Return of the Versatile Cognac

There’s something about cold weather that makes you want to warm up with a stiff drink. So, go on, drink up. But just make sure when you do, you do it the right way by seeking out a high-quality and complex spirit, such as Cognac. So, if you are among one of those fun loving individuals who appreciate the pleasures of sipping some fine cognac then the following lines are written specially for you.

The term “Cognac” refers to Brandy which has been made from the Trebbiano or Ugni Blanc grapes in the Cognac region of France. Despite its boozy inspiration, Cognac Brandy was originally invented by the Dutch in the early 16th century by distilling and aging wine. Furthermore, the Cognac region is further separated into six sub-regions which are based primarily on the makeup of the soil, for instance, Grande Champagne, Borderies, Petite Champagne, Bons Bois, Bois Ordinaries and Fine Bois. Cognac is usually distilled by March following the grape harvest in early October, and aged in French oak barrels for up to two years, though there is rarely an age statement given on the bottle.

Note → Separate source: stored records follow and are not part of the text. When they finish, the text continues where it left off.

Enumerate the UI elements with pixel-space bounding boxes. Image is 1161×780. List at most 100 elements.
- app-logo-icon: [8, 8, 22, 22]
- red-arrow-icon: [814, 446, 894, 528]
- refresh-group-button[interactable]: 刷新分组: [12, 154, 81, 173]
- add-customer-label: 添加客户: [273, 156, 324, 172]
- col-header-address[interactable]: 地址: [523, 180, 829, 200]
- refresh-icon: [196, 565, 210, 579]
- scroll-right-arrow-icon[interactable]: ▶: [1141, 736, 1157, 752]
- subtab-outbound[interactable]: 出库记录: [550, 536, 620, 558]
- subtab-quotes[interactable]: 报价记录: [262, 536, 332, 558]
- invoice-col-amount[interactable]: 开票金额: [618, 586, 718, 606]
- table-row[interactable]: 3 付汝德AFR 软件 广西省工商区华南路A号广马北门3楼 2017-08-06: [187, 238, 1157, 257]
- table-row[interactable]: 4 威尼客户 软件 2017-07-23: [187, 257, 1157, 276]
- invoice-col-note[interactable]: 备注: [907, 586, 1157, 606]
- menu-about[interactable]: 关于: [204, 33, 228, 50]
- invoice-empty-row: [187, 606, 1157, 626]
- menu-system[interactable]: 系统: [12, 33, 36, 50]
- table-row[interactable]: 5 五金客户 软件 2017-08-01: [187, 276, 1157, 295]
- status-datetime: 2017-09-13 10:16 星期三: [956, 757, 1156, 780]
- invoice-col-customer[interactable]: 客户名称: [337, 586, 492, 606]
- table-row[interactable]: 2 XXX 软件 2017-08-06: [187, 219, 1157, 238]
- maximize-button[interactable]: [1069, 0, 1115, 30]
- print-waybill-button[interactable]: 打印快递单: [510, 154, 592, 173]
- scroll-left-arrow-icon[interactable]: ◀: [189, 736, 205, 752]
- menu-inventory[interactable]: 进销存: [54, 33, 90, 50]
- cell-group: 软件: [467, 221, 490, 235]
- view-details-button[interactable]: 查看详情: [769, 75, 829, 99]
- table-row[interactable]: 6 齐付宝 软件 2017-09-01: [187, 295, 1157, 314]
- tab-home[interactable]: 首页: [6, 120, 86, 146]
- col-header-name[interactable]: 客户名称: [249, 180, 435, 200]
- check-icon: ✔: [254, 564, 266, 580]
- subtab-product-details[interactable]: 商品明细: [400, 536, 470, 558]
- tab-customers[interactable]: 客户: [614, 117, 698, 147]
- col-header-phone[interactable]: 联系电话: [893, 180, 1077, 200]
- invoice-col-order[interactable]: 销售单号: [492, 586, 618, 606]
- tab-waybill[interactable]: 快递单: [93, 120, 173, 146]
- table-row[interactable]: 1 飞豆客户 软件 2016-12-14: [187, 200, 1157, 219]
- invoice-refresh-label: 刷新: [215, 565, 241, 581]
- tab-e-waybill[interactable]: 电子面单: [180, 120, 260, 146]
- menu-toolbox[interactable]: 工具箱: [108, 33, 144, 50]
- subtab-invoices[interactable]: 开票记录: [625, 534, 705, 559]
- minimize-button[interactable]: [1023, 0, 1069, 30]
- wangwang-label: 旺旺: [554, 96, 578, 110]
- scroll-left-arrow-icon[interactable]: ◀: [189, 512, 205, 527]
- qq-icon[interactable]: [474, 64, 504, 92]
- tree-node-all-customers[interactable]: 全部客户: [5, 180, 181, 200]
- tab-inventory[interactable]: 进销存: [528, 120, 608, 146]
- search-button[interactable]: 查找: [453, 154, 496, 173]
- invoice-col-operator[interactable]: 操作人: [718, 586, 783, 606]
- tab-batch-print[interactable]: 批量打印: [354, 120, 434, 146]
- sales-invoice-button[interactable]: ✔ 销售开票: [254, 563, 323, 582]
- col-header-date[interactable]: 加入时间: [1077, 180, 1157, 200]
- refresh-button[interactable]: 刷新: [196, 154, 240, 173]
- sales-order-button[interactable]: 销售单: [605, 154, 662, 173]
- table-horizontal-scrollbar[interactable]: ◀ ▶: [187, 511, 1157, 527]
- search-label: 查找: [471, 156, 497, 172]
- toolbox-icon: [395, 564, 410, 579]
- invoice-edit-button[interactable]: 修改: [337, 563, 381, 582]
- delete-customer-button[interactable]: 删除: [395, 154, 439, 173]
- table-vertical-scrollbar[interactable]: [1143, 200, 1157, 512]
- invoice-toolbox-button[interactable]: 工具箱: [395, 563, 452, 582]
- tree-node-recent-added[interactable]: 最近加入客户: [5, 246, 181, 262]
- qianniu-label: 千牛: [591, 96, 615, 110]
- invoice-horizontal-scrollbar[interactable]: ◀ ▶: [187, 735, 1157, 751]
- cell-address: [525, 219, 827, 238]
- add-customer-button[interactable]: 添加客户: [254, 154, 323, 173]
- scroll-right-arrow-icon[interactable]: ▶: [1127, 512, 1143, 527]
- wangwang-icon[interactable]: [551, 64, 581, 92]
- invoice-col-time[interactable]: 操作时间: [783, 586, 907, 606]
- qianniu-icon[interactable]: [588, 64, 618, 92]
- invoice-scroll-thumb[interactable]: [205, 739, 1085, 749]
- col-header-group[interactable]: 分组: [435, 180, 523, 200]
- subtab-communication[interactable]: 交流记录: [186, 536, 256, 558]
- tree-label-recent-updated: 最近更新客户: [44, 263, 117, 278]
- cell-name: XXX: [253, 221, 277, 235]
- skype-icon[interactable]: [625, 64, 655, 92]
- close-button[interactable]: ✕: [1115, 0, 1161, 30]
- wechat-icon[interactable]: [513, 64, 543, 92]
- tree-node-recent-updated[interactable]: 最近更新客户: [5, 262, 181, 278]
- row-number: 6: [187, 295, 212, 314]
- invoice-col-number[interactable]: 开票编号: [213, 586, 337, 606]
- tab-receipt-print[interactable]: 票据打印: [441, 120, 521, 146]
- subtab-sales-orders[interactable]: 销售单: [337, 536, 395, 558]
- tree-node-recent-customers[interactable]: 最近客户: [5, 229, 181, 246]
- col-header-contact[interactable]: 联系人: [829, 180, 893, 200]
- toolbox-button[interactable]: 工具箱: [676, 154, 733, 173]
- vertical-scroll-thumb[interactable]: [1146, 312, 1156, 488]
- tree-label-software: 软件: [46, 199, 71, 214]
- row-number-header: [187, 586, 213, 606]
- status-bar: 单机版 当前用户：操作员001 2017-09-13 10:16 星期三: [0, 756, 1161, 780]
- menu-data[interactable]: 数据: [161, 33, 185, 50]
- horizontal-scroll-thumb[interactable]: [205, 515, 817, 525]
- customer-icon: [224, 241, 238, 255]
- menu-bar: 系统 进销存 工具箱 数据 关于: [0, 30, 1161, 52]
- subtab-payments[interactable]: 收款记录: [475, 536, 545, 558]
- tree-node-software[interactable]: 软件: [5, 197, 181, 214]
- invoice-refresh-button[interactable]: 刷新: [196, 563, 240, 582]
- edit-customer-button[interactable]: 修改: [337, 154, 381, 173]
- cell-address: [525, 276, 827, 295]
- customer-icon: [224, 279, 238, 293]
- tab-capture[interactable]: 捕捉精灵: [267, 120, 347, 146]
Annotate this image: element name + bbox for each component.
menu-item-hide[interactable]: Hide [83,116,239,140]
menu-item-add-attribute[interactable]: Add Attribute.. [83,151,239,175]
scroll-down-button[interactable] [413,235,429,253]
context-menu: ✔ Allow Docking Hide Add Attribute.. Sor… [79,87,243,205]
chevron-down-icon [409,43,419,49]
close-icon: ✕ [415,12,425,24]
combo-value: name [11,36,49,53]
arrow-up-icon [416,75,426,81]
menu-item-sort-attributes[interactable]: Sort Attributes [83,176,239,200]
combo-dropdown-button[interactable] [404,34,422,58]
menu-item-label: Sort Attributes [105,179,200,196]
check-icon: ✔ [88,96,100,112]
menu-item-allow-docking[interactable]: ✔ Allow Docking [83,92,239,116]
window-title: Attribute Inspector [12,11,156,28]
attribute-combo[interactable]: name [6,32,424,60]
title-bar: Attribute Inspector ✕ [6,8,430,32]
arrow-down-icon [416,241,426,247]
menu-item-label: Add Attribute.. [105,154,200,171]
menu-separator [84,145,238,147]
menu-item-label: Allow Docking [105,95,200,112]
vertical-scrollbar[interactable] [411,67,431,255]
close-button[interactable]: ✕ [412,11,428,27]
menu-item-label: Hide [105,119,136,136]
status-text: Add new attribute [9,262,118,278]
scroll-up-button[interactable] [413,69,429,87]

An interesting thing about Cognacs is that the vast majority of cognacs is blended by master blenders and may contain upwards of 240 different contributing cognacs. And it is the master blender’s job to ensure the consistency in the blended Cognac product. While cognac is technically considered as brandy, there is a slight difference in the manufacturing process of brandy and cognac. The fermentation process of cognac includes turning grape juice into wine; brandy can be prepared for, fermented juices of other fruits like berries. Moreover, after distillation the wine is aged for more than two years to make it cognac. On the other hand the preparation of brandy does not involve any aging process. The freshly distilled wine is called as “heads”. Due to its unpleasant taste, heads is re-distilled along with new wine. The re-distilled and mixed product is called heart. Heart contains 25-30% of alcohol content. The final part is called tails, which mostly consists of impurities, used for joining heads with new wine for re-distillation process.

VS or VSOP or XO…What does it all mean?

Cognacs labeled VS are a minimum of two years, VSOP are a minimum of four years, while Cognac brands, such as, Napoleon and XO have a six year minimum, which is going to be raised to ten years by the year 2016. Cognacs, such as, eau de vie may be single vintage bottling with the year labeled on the bottle. The older Cognac blends are not just further aged versions of younger blends, but also usually separate products. For instance, a certain Cognac brand may compose their VS product primarily of eau de vie, while for their XO products most will come from Grande Champagne. For those who don’t know how to handle it, Cognac is traditionally served in snifters, which are broad, short wine glasses, that allow the Cognac to breathe.

Pairing Cognac with Food

Cognac is known to go extremely well with cream cheeses, which adds to the fullness of its taste. When served chilled, with smoked salmon, the saltiness in the two complements each other extremely well. Flambéing it over the Christmas pudding also works. While serving Cognac chilled, you will lose the aroma, but will gain a syrupy texture, which will be worth it.

The Big Four

The “big four” cognac houses that make up around almost all of the world’s market for Cognac are mainly Remy Martin, Martell, Hennessy and Courvoisier.